Part B
Directions:
In the following text, some sentences have been removed. For Questions 41-45, choose the most suitable one from the list A-G to fit into the numbered blank when there are tow extra choices, which do not fit in any of the gaps. Mark your answers on ANSWER SHEET 1. (10 points)
At picnics, ants are pests. But they have their uses. In industries such as mining, farming and forestry, they can help gauge the health of the environment by just crawling around and being antsy.
It has been recognized for decades that ants—which are highly sensitive to ecological change—can provide a near-percent barometer of the state of an ecosystem. Only certain species, for instance, will continue to thrive at a forest site that has been cleared of trees. (41) And still others will move in and take up residence.
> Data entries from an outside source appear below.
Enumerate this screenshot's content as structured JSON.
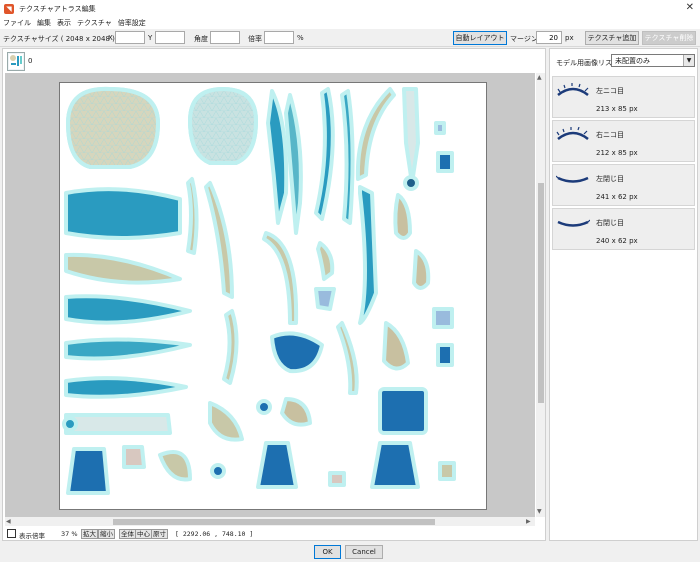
{
  "window": {
    "title": "テクスチャアトラス編集",
    "close": "✕"
  },
  "menu": [
    "ファイル",
    "編集",
    "表示",
    "テクスチャ",
    "倍率設定"
  ],
  "toolbar": {
    "texture_size": "テクスチャサイズ ( 2048 x 2048 )",
    "x_label": "X",
    "y_label": "Y",
    "angle_label": "角度",
    "scale_label": "倍率",
    "percent": "%",
    "auto_layout": "自動レイアウト",
    "margin_label": "マージン",
    "margin_value": "20",
    "px": "px",
    "add_texture": "テクスチャ追加",
    "delete_texture": "テクスチャ削除"
  },
  "texture_tab": {
    "index": "0"
  },
  "status": {
    "show_scale": "表示倍率",
    "zoom_value": "37 %",
    "zoom_in": "拡大",
    "zoom_out": "縮小",
    "fit": "全体",
    "center": "中心",
    "actual": "原寸",
    "coords": "[ 2292.06 ,  748.10 ]"
  },
  "right_panel": {
    "label": "モデル用画像リスト",
    "filter": "未配置のみ",
    "items": [
      {
        "name": "左ニコ目",
        "size": "213 x 85 px"
      },
      {
        "name": "右ニコ目",
        "size": "212 x 85 px"
      },
      {
        "name": "左閉じ目",
        "size": "241 x 62 px"
      },
      {
        "name": "右閉じ目",
        "size": "240 x 62 px"
      }
    ]
  },
  "dialog": {
    "ok": "OK",
    "cancel": "Cancel"
  },
  "colors": {
    "accent": "#0078d7",
    "part_teal": "#2a9bc0",
    "part_beige": "#c8c0a0",
    "glow": "#bff0f0"
  }
}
By looking at which species populate a deforested area, scientists can determine how "stressed" the land is. (42) Ants are used simply because they are so common and comprise so many species.
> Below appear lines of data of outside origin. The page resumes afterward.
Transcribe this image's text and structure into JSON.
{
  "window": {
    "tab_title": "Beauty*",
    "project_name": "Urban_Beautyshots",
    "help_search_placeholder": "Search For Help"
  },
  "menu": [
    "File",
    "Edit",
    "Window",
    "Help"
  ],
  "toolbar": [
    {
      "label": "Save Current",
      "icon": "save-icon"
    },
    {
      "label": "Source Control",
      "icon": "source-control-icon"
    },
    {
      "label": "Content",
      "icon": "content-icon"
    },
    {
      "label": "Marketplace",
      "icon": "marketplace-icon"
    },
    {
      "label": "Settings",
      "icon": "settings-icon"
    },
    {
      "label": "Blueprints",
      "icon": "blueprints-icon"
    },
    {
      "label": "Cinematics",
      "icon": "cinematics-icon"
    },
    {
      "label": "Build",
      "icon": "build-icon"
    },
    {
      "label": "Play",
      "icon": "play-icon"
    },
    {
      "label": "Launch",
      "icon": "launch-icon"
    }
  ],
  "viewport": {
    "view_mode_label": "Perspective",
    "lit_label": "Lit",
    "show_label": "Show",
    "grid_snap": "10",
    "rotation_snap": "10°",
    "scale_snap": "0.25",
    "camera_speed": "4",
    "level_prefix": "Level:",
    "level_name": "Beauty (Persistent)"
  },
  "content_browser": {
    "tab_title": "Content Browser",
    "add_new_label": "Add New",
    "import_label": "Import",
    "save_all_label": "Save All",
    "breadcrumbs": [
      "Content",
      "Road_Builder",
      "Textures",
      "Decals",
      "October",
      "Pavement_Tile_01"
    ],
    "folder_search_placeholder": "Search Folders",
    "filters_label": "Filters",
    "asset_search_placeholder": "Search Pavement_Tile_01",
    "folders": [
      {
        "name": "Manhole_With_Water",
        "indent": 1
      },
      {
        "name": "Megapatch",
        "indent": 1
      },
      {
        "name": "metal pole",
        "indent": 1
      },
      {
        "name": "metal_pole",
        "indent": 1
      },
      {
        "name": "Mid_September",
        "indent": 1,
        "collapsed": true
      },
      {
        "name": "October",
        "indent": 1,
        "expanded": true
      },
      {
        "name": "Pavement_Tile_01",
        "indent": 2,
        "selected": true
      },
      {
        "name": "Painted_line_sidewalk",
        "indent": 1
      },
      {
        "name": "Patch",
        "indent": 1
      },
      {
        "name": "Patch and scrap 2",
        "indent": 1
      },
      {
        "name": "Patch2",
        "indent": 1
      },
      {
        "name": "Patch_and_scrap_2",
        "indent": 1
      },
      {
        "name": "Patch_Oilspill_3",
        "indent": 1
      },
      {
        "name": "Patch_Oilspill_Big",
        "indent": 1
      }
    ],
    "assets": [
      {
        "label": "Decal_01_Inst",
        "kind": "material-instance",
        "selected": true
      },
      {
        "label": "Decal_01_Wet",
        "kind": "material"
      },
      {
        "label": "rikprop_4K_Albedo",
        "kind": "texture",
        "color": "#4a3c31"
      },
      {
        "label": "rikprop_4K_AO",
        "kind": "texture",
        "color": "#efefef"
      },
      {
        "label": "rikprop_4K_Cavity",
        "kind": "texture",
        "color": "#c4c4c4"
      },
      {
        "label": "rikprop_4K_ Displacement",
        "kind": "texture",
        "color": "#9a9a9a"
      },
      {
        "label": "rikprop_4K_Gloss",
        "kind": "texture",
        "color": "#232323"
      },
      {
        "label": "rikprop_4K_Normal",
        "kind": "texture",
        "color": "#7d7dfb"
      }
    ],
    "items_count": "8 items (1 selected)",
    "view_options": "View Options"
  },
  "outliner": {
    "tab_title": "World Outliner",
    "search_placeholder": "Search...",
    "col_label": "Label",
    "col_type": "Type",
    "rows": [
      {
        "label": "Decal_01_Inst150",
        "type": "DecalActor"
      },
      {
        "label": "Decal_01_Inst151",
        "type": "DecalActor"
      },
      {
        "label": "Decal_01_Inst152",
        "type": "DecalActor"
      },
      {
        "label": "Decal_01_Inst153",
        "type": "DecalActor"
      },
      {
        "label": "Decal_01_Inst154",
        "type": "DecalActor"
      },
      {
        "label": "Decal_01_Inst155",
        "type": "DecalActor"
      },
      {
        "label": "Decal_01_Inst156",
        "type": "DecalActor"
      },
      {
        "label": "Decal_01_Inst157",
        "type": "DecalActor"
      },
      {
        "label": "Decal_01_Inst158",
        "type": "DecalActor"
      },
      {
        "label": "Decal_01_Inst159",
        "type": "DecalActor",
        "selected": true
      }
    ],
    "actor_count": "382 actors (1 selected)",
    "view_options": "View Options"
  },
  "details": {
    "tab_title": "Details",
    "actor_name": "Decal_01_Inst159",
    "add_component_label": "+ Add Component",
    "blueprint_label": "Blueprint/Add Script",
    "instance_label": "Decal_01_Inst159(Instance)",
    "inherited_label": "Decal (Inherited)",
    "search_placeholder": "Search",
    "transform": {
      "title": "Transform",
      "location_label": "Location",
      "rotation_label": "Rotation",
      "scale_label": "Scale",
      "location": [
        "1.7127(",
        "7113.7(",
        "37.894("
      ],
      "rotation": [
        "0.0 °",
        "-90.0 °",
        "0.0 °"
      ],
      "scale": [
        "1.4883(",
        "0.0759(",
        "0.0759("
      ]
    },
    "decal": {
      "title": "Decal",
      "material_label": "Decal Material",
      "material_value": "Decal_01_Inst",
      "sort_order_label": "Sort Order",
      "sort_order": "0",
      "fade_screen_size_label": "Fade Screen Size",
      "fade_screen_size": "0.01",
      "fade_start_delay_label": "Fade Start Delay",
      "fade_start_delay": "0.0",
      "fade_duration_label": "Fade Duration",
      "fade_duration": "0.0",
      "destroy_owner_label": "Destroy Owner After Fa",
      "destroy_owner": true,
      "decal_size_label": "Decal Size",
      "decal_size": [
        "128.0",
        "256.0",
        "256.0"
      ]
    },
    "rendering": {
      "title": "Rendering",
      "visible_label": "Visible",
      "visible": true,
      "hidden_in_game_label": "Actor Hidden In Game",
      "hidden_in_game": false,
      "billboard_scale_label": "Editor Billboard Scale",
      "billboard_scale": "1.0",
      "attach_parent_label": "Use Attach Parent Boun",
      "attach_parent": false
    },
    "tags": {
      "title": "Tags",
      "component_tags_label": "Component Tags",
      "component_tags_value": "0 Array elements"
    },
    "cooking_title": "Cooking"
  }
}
Where mine sites are being restored, for example, some ant species will recolonize the stripped land more quickly than others. (43) Australian mining company Capricorn Coal Management has been successfully using ant surveys for years to determine the rate of recovery of land that it is replanting near its German Creek mine in Queensland.
Ant surveys also have been used with mine-site recovery projects in Africa and Brazil, where warm climates encourage dense and diverse ant populations. "We found it worked extremely well there," says Jonathan Majer, a professor of environmental biology. Yet the surveys are perfectly suited to climates throughout Asia, he says, because ants are so common throughout the region. As Majer puts it: "That's the great thing about ants."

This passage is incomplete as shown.